90  Week Ten Practical


Review Introduction.

Review Clustering.

Review Dimensionality reduction.

Practice cluster analysis

Review Ensemble methods.

Demonstration of Neural Networks.

Practical demonstration - SCO 2023-24.

90.1 Cluster analysis - practice

Download the dataset available here:

df <- read.csv('https://www.dropbox.com/scl/fi/8sf5s4uloq8rgu0tbf45y/sco_prem_2024.csv?rlkey=qvoewxn2nd1f6clqbwo0aib7f&dl=1')

Take some time to figure out what the variables might reflect.

Use the following code to select the variables you wish to explore via cluster analysis, and scale those variables.

# For example....

selected_data <- scale(df[, c("home_team_win_ratio", "away_team_win_ratio", "home_team_points_ratio", "away_team_points_ratio")])

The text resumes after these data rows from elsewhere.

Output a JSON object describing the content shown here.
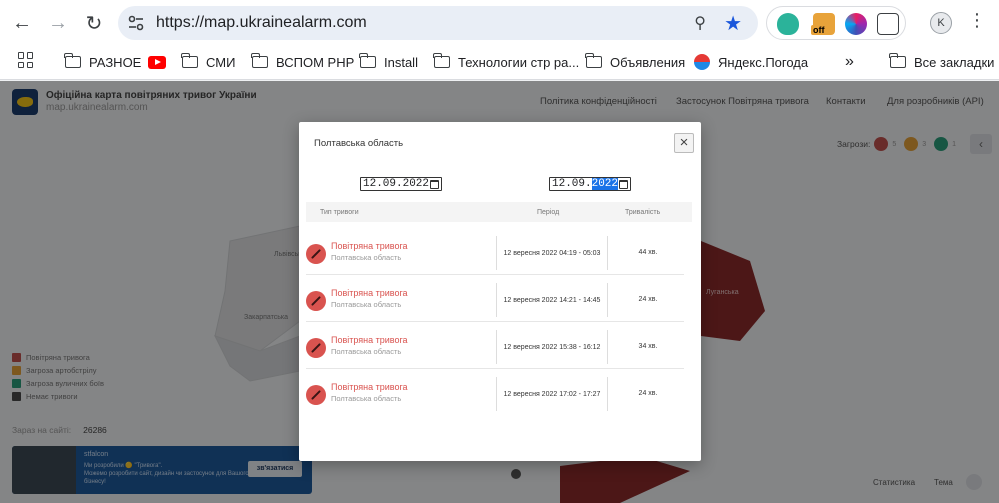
{
  "browser": {
    "url": "https://map.ukrainealarm.com",
    "profile_initial": "K",
    "ext_badge": "off",
    "bookmarks": [
      {
        "label": "РАЗНОЕ",
        "icon": "folder-icon"
      },
      {
        "label": "",
        "icon": "youtube-icon"
      },
      {
        "label": "СМИ",
        "icon": "folder-icon"
      },
      {
        "label": "ВСПОМ PHP",
        "icon": "folder-icon"
      },
      {
        "label": "Install",
        "icon": "folder-icon"
      },
      {
        "label": "Технологии стр ра...",
        "icon": "folder-icon"
      },
      {
        "label": "Объявления",
        "icon": "folder-icon"
      },
      {
        "label": "Яндекс.Погода",
        "icon": "weather-icon"
      }
    ],
    "more": "»",
    "all_bookmarks": "Все закладки"
  },
  "site": {
    "title": "Офіційна карта повітряних тривог України",
    "subtitle": "map.ukrainealarm.com",
    "nav": [
      "Політика конфіденційності",
      "Застосунок Повітряна тривога",
      "Контакти",
      "Для розробників (API)"
    ],
    "threats_label": "Загрози:",
    "threat_counts": [
      "5",
      "3",
      "1"
    ],
    "map_labels": [
      "Львівська",
      "Закарпатська",
      "Луганська"
    ],
    "legend": [
      {
        "label": "Повітряна тривога",
        "color": "#c0504d"
      },
      {
        "label": "Загроза артобстрілу",
        "color": "#e3a13a"
      },
      {
        "label": "Загроза вуличних боїв",
        "color": "#2a9d7a"
      },
      {
        "label": "Немає тривоги",
        "color": "#4a4a4a"
      }
    ],
    "online_label": "Зараз на сайті:",
    "online_count": "26286",
    "banner": {
      "brand": "stfalcon",
      "line1": "Ми розробили 🟡 \"Тривога\".",
      "line2": "Можемо розробити сайт, дизайн чи застосунок для Вашого бізнесу!",
      "cta": "зв'язатися"
    },
    "footer_links": [
      "Статистика",
      "Тема"
    ]
  },
  "modal": {
    "title": "Полтавська область",
    "date_from": {
      "day_month": "12.09.",
      "year": "2022"
    },
    "date_to": {
      "day_month": "12.09.",
      "year": "2022"
    },
    "columns": [
      "Тип тривоги",
      "Період",
      "Тривалість"
    ],
    "rows": [
      {
        "type": "Повітряна тривога",
        "region": "Полтавська область",
        "period": "12 вересня 2022 04:19 - 05:03",
        "duration": "44 хв."
      },
      {
        "type": "Повітряна тривога",
        "region": "Полтавська область",
        "period": "12 вересня 2022 14:21 - 14:45",
        "duration": "24 хв."
      },
      {
        "type": "Повітряна тривога",
        "region": "Полтавська область",
        "period": "12 вересня 2022 15:38 - 16:12",
        "duration": "34 хв."
      },
      {
        "type": "Повітряна тривога",
        "region": "Полтавська область",
        "period": "12 вересня 2022 17:02 - 17:27",
        "duration": "24 хв."
      }
    ]
  }
}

Now, conduct a k-means cluster analysis using k=3.

  • First, conduct the cluster analysis.

  • Then, create a PCA analysis for dimensionality reduction.

  • Create a dataframe with the principal components and cluster assignment.

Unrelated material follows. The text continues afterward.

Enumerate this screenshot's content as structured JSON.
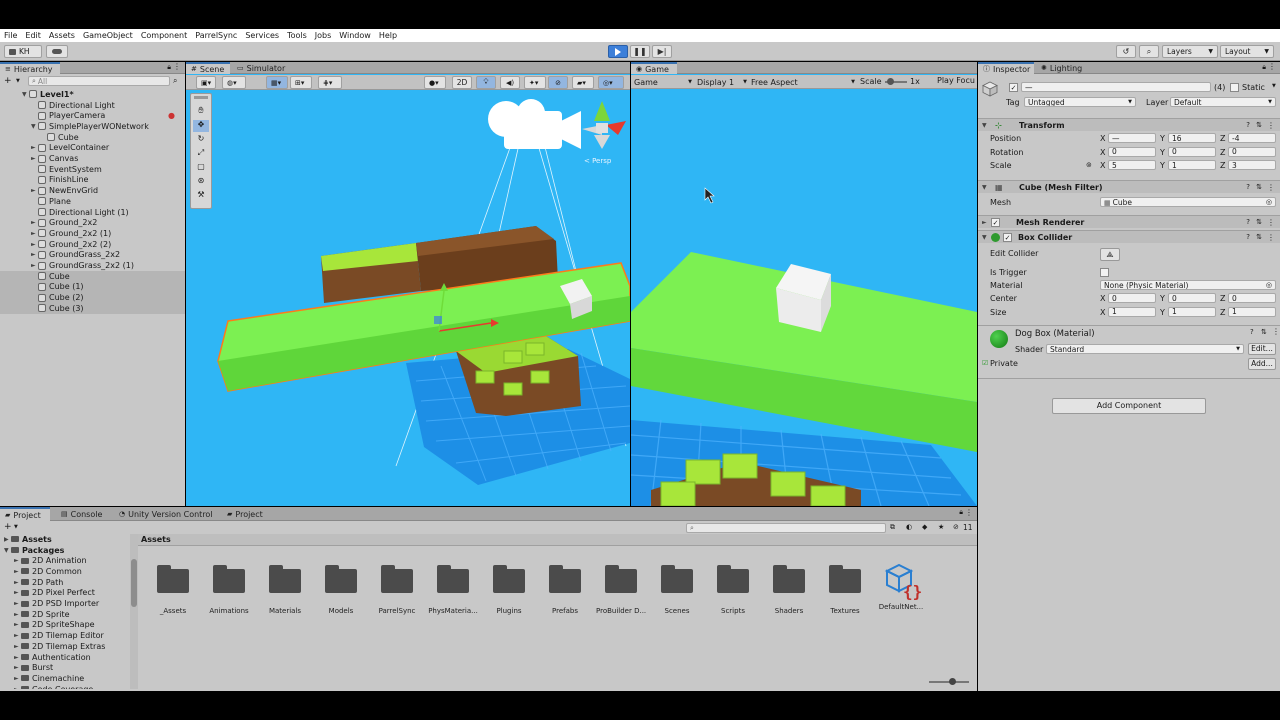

  • Plot the first two PC components.

  • Assign cluster allocation to the observations in the original dataset.

  • Review the gap score to check the optimum number of clusters.

  • Repeat the cluster analysis with an alternative number of clusters (k), based on the gap score.

  • Finally, review the cluster allocations. What do they tell you about the observations?

k <- 3


# Perform cluster analysis

clusters <- kmeans(selected_data, centers = k, nstart = 25)
# Perform PCA
pca_result <- prcomp(selected_data)

# Create data frame with PCs and cluster assignments
pca_data <- data.frame(pca_result$x[, 1:2], Cluster = clusters$cluster)

# Plotting the first two principal components
plot(pca_data[,1], pca_data[,2], col = pca_data$Cluster, pch = 20, xlab = "Principal Component 1", ylab = "Principal Component 2", main = "K-Means Clustering with PCA")

points(clusters$centers[, 1:2], col = 1:k, pch = 8, cex = 2)

# Check n clusters
gap_stat <- clusGap(selected_data, FUN = kmeans, nstart = 25, K.max = 10, B = 50)
plot(gap_stat, main = "Plot of Gap Statistic")

# Adding the cluster assignments to the original dataframe
df$Cluster <- clusters$cluster

# Examine features of the clusters

# Using ggplot2 to plot home_team_win_ratio by cluster
ggplot(data = df, aes(x = Cluster, y = home_team_win_ratio, group = Cluster)) +
  geom_point() +  # Add points
  geom_line() +   # Connect points within each cluster with lines
  theme_minimal() +  # Use a minimal theme
  labs(x = "Cluster", y = "Home Team Win Ratio", title = "Home Team Win Ratio by Cluster")

# Create scatter plot
ggplot(data = df, aes(x = home_team_win_ratio, y = away_team_win_ratio, color = factor(Cluster))) +
  geom_point() +
  labs(x = "Home Team Win Ratio", y = "Away Team Win Ratio", color = "Cluster") +

# Load the ggplot2 package

# Create the scatter plot with labels
ggplot(data = df, aes(x = home_team_win_ratio, y = away_team_win_ratio, color = factor(Cluster))) +
  geom_point() +
  geom_label(aes(label = result_category), nudge_y = 0.02, nudge_x = 0.02) +  # Nudge positions labels slightly to avoid overlap
  labs(x = "Home Team Win Ratio", y = "Away Team Win Ratio", color = "Cluster") +